Board of Education approves partial furlough for PPS staff through end of July5/6/2020
Portland Public Schools is moving to a four-day work week through the end of July in response to anticipated revenue shortfalls in the upcoming school year. The district and other entities that receive state funding are expected to face a significant drop in revenue because of the economic impact of the COVID-19 pandemic.
The partial furlough plan, which was approved by the Board of Education at its meeting Tuesday, is intended to curb costs immediately and will allow the district to reduce negative budgetary impacts on staffing and instructional days for the 2020-21 school year, while having minimal to no negative financial impact on most employees now. PPS employees who are part of the partial furlough and whose work hours will decrease by 20%, will be eligible to participate in the Work Share Oregon program, which combines state unemployment and federal CARES funding. By participating in the program, employees should not see their total compensation fall.

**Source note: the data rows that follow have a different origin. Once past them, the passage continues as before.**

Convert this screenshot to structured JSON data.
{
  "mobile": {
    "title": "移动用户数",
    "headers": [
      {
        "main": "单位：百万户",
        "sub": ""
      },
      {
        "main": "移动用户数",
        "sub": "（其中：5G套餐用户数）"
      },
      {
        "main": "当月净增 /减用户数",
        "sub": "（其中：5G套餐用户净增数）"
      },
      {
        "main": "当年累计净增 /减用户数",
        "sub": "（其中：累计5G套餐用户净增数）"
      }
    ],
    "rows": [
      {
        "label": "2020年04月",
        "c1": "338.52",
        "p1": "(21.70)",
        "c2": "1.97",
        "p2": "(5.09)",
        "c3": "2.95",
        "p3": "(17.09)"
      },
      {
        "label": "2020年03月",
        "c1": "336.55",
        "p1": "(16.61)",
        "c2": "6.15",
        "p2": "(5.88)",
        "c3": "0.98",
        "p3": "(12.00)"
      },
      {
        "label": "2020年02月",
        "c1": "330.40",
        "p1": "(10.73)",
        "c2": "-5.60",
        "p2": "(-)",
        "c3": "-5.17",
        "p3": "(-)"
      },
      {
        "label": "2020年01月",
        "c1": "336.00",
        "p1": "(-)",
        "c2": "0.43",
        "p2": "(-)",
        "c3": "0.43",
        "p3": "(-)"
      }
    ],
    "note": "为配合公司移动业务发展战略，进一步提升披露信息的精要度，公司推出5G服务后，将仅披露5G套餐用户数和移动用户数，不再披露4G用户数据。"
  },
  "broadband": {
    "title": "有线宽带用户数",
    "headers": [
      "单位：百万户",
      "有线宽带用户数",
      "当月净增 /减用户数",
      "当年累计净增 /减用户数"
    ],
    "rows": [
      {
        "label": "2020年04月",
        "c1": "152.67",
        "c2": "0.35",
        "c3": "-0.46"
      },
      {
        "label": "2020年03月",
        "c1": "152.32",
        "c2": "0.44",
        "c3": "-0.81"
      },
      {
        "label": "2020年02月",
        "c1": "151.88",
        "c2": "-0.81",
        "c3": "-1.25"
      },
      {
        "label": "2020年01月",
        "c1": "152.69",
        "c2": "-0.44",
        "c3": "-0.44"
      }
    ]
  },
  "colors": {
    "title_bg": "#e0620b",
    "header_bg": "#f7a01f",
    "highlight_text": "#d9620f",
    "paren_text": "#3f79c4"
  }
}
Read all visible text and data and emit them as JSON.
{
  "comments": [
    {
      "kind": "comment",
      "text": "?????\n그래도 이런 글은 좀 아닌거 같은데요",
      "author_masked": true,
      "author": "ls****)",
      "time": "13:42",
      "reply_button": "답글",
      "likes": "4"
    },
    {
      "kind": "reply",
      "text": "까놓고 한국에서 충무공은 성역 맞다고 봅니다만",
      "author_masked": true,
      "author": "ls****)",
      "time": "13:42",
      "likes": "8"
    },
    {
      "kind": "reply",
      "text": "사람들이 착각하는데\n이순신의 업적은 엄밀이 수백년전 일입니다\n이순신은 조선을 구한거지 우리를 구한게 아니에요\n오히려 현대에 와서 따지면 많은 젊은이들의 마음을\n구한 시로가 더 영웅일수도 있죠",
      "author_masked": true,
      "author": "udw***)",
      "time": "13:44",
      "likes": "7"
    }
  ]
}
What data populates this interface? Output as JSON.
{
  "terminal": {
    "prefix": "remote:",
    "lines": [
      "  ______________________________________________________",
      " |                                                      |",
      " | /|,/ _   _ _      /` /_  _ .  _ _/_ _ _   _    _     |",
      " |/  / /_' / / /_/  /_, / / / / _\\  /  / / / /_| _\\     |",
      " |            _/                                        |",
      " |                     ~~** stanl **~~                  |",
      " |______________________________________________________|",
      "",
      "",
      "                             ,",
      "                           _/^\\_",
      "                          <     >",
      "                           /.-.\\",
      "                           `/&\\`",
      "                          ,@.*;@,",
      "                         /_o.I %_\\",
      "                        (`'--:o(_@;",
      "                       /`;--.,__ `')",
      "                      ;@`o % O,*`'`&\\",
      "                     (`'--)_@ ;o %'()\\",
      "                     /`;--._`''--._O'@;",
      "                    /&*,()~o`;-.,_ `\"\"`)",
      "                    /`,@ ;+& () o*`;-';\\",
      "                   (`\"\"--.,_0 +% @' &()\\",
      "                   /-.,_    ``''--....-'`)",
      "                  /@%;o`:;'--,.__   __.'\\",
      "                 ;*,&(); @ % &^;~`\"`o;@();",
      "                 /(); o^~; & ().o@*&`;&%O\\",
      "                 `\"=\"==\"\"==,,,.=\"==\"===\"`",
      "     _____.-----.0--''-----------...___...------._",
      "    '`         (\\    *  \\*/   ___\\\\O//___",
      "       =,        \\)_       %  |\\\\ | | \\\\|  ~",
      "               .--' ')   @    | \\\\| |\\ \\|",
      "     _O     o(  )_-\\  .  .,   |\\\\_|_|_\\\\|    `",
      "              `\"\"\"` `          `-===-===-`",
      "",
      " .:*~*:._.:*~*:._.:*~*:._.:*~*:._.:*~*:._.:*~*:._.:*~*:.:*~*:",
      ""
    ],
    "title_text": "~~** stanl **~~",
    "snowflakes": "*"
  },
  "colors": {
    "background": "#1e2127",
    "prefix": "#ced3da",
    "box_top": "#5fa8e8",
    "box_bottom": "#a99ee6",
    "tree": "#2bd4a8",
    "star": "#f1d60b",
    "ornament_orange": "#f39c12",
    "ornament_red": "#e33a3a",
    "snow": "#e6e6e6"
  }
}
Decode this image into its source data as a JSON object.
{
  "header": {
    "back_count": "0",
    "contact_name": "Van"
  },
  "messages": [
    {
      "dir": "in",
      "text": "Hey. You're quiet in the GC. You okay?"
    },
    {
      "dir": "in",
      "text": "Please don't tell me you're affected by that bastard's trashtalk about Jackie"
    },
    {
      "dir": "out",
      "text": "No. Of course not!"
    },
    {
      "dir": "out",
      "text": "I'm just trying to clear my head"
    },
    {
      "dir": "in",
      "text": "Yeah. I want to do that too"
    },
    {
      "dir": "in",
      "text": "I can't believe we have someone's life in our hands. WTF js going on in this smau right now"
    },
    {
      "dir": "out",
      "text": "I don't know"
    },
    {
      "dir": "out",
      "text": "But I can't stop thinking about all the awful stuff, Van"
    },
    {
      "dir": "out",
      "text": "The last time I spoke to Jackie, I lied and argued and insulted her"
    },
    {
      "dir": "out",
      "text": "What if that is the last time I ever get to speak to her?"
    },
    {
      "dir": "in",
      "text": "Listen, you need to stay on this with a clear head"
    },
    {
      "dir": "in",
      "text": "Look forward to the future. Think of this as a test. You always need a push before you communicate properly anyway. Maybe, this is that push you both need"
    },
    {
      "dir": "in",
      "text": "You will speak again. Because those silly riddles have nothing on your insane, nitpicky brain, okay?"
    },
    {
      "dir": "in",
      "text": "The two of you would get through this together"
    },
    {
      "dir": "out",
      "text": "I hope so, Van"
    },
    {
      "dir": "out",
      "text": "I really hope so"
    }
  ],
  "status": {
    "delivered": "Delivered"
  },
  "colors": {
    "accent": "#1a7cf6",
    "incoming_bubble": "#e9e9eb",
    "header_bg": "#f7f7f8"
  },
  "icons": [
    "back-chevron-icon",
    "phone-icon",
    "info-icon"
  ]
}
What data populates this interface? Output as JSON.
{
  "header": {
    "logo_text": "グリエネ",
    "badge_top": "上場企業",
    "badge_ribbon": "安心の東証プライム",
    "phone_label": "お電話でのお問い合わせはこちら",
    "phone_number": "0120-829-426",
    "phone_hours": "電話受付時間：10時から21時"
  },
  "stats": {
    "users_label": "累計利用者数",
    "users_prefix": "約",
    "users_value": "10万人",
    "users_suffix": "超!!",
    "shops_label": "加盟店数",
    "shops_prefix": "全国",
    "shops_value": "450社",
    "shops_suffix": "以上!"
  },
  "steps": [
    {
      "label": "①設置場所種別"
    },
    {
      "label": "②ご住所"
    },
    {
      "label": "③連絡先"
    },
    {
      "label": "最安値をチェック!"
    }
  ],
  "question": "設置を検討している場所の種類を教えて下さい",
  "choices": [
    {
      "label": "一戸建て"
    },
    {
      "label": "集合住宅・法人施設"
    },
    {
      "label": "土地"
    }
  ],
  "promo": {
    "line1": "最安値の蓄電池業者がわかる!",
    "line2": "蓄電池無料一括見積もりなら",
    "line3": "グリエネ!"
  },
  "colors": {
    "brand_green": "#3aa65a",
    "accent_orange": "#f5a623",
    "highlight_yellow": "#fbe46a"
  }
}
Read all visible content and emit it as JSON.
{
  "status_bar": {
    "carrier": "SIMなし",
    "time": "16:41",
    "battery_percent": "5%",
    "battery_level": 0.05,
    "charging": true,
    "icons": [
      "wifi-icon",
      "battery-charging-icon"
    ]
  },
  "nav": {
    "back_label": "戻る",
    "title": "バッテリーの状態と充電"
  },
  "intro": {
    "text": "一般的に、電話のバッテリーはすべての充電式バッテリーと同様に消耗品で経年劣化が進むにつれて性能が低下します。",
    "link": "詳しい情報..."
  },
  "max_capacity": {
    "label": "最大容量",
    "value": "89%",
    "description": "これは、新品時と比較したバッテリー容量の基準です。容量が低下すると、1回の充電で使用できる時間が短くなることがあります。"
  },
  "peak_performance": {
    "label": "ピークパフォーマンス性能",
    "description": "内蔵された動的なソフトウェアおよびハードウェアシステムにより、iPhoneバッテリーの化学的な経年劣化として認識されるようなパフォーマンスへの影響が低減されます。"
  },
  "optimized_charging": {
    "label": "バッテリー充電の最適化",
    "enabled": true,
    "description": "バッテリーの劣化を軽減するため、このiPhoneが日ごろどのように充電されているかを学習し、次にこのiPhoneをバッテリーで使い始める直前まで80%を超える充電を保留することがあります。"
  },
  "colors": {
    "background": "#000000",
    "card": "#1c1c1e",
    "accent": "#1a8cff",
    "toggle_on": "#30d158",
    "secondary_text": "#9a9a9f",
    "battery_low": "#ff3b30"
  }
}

The partial furlough plan has the support of the district’s labor unions, including the Portland Association of Teachers, whose members voted in favor of it on Tuesday. It is expected that the plan will translate into at least $10 million in potential offsets to budget cuts in 2020-21.
The district, including PPS-HD, the district’s home-based distance learning program, will operate on a Monday-Thursday schedule, starting this week.
In addition, the Board of Education voted to add three inclement weather days, June 8, 9, and 10, for school instruction to the school calendar, which results in a net-loss of only two instructional days for the current school year.
The district’s student meal service, through which breakfast and lunch are distributed at 15 PPS campuses, will also switch to a Monday-Thursday schedule. Thursday’s distribution will include enough food to cover meals Thursday-Sunday.
Under an executive order from Gov. Kate Brown, Oregon schools have been closed for in-person classes since March 16. On April 8, the governor ordered the end of in-person classes for the remainder of the 2019-20 school year.